Combat is also tightly coupled:

flowchart LR
    Combat["combat_system"] --> Target["target acquisition"]
    Combat --> LOS["line of sight + smoke"]
    Combat --> Move["chase via MoveCoordinator"]
    Combat --> Damage["damage + events"]
    Combat --> AbilityRuntime["anchors/projectiles"]
    Combat --> Mortar["mortar shell scheduling"]

This is expected for an RTS combat phase. The main safety rule is to keep the coupling contained inside combat/ and use narrower helper modules inside that folder for acquisition, chase, weapons, projection, events, and damage.

Snapshot and Fog Walkthrough

Snapshots are pulled after the tick, not pushed from inside services.

For normal players, Game::snapshot_for(player) builds a view from authoritative state and hides enemies outside that player’s living team vision. Spectators use snapshot_for_spectator(visible_players), which unions selected players’ current fog.

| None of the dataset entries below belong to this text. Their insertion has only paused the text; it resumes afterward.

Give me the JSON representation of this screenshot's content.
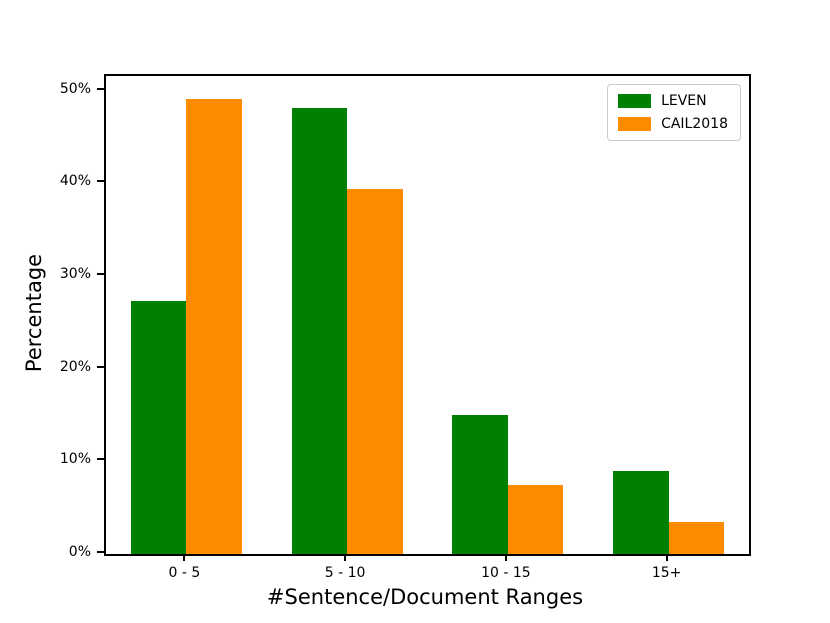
{
  "chart_data": {
    "type": "bar",
    "title": "",
    "xlabel": "#Sentence/Document Ranges",
    "ylabel": "Percentage",
    "categories": [
      "0 - 5",
      "5 - 10",
      "10 - 15",
      "15+"
    ],
    "series": [
      {
        "name": "LEVEN",
        "color": "#008000",
        "values": [
          27.3,
          48.2,
          15.0,
          9.0
        ]
      },
      {
        "name": "CAIL2018",
        "color": "#FF8C00",
        "values": [
          49.1,
          39.4,
          7.5,
          3.5
        ]
      }
    ],
    "ylim": [
      0,
      51.6
    ],
    "yticks": [
      0,
      10,
      20,
      30,
      40,
      50
    ],
    "ytick_suffix": "%",
    "legend_position": "upper right",
    "grid": false,
    "bar_width_fraction": 0.346
  }
}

Dev watch paths may use snapshot_full_for, but normal gameplay must not.

flowchart TD
    Entities["authoritative entities"] --> Projection["rules/projection"]
    Fog["Fog grids + smoke"] --> Projection
    BuildingMemory["remembered enemy buildings"] --> Projection
    Projection --> Snapshot["Snapshot"]
    Snapshot --> Compact["lobby::compact_snapshot_for_wire"]
    Compact --> Wire["ServerMessage::Snapshot"]

The coupling here is deliberately split:

Piece	Coupling	Why
`Game::snapshot_for`	Medium	It reads many world stores, but does not advance simulation.
`rules/projection.rs`	Medium	It is the central visibility policy exception that reads sim state to produce protocol views.
`compact_snapshot_for_wire`	Low	It only trims resource entities into compact resource deltas before wire send.
client rendering	Low to server internals	The client receives snapshots; it does not know `EntityStore` or tick services.

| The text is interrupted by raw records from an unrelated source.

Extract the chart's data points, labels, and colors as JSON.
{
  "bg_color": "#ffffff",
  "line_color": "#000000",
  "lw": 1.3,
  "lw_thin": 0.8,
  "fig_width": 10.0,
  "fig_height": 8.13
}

How To Read The Server Code

Start with the outer shell, then move inward:

Read server/src/main.rs to see routes, WebSocket upgrade, shutdown drain, match-history endpoints, and dev endpoints.
Read server/src/lobby/mod.rs for the room concurrency model and the RoomEvent message contract.
Read server/src/lobby/room_task.rs for lifecycle: join, ready, start, leave, lobby state, replay state, branch state, and match reset.
Read server/src/lobby/live_tick.rs for what happens during one live room tick around Game.
Read server/crates/sim/src/game/mod.rs for what Game stores and exposes.
Read server/crates/sim/src/game/systems.rs for the exact service order.
Read individual files under server/crates/sim/src/game/services/ only when you need one gameplay phase.

The main mental model is:

Connections send intent. Rooms serialize that intent. Game applies it in a deterministic tick. Services mutate the world in a fixed order. Snapshots are derived views of the authoritative world.

Change Risk Guide

Change area	Risk	Reason
Pure helpers like `geometry`, `line_of_sight`, `supply`	Lower	Narrow inputs and outputs. Focused tests are usually enough.
`order_planner`	Lower to medium	Pure and easy to unit test, but affects all command ordering.
Snapshot projection/fog	High	A mistake can leak hidden information or hide legal information. Check protocol and fog docs.
`commands`, `combat`, `move_coordinator`, `ability_orders`, `death`	High	These mutate several stores and rely on tick order. Use focused behavior tests.
`Game` public API	High	This is the lobby/sim seam. Update design docs and all callers together.
protocol DTOs	High	Server, client, replay, and docs must agree.

Glossary

Term	Meaning
Room task	One Tokio task that owns one room and its `Game`.
`RoomEvent`	Internal message from connections/lobby into a room task.
`SimCommand`	Domain command queued into `Game`; not raw socket metadata.
`EntityStore`	Authoritative collection of units, buildings, resource nodes, and their mutable state.
Occupancy	Derived map/building clearance state for pathing and placement.
Spatial index	Derived broad-phase entity index for nearby queries.
Fog	Server-authoritative visibility grids.
Service	A function/module called by `systems::run_tick` for one simulation phase or shared query surface.
Projection	Conversion from authoritative state into a player-safe protocol view.